Il tennis richiede condizioni climatiche ben precise. È uno sport che per la maggior parte viene giocato all'aperto. Richiede che il terreno non sia scivoloso, che la visibilità sia buona. Non si può giocare con la pioggia, con la nebbia ed è bene che il vento sia ridotto al minimo. Per questo il Tour si snoda intorno al mondo seguendo la bella stagione. Si inizia in Australia, dove adesso è estate, ci si sposta poi negli Stati Uniti per il Sunshine Double per approdare in Europa in primavera e spostarsi nei campi indoor quando le temperature si fanno più rigide. Questo porta con sè anche un grande svantaggio, il caldo. Nei tabelloni affollatissimi è inevitabile infatti che qualcuno si ritrovi in campo nelle ore più calde della giornata. Non è facile giocare a tennis sotto il sole, con livelli di umidità proibitivi. Ieri è toccato a Jannik Sinner che è sceso in campo proprio a mezzogiorno (ora australiana) durante il terzo turno Australian Open.

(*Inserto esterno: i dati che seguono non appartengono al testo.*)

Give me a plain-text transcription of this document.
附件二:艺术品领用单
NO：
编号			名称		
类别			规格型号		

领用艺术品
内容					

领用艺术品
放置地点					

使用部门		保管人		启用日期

In questo periodo dell'anno in Australia la massima supera addirittura i quaranta gradi in alcuni giorni. Molto lontano dalle temperature di San Candido, dove Sinner è nato e cresciuto. Li sente tutti. Inizia a soffrire già dal primo set, suda, boccheggia e il suo avversario Eliot Spizzirri recupera da 2-4 sotto e vince. Si teme il peggio. Sinner vince il secondo parziale stringendo i denti, ma nel terzo ritorna a faticare. Inizia a soffrire di crampi, quelli che partono dai polpacci e risalgono fino alle braccia. Era già successo in passato a Shanghai, quando contro Griekspoor è stato costretto al ritiro al terzo set, addirittura portato fuori a braccia dal campo di gioco. Spizzirri si prende il break sul 3-1 e il match sembra indirizzato mentre la temperatura raggiunge livelli insostenibili. Indice di calore 4.9, il gioco va sospeso per chiudere il tetto. È una boccata d'aria (in tutti i sensi) per Jannik Sinner che, dopo aver rifiatato, trova la forza per ribaltare l'inerzia e vincere in match per 3-1. Una bella botta di... “É stato molto caldo oggi, ho iniziato ad avere i crampi all’inizio del terzo set ma poi piano piano sono andati via. Quando hanno chiuso il tetto ho avuto un po’ di riposo e questo mi ha aiutato” ha dichiarato dopo il match. Ma qual è la regola che ha salvato Sinner e il suo Australian Open?
Cosa prevede la "heat rule"?
Già a partire dal 2019 l'organizzazione degli Australian Open ha iniziato ad adottare misure per contrastare il caldo estremo durante il torneo. Nel corso della giornata vari valori vengono misurati intorno al Melbourne Park. Calore radiante esterno, temperatura dell'aria all'ombra, umidità relativa e velocità del vento. I valori derivanti da queste misurazioni vanno a formare un'equazione espressa tramite una Scala di Stress da Calore (Heat Stress Scale – Hss), con soglie differenziate che determinano gli interventi di raffreddamento. La scala va da uno a cinque, dove l'uno rappresenta le condizioni ideali mentre il cinque, il livello nero, impone la sospensione del gioco. In questo caso si può arrivare a introdurre pause ulteriori, nel tentativo di riprendere il match, o a decretare la sospensione definitiva. Inoltre, se l'impianto ne è dotato e se è necessario, può essere disposta la chiusura del tetto. Proprio questo nel bel mezzo del terzo set è successo fra Jannik Sinner ed Eliot Spizzirri. Salvando di fatto la partita del numero due del mondo.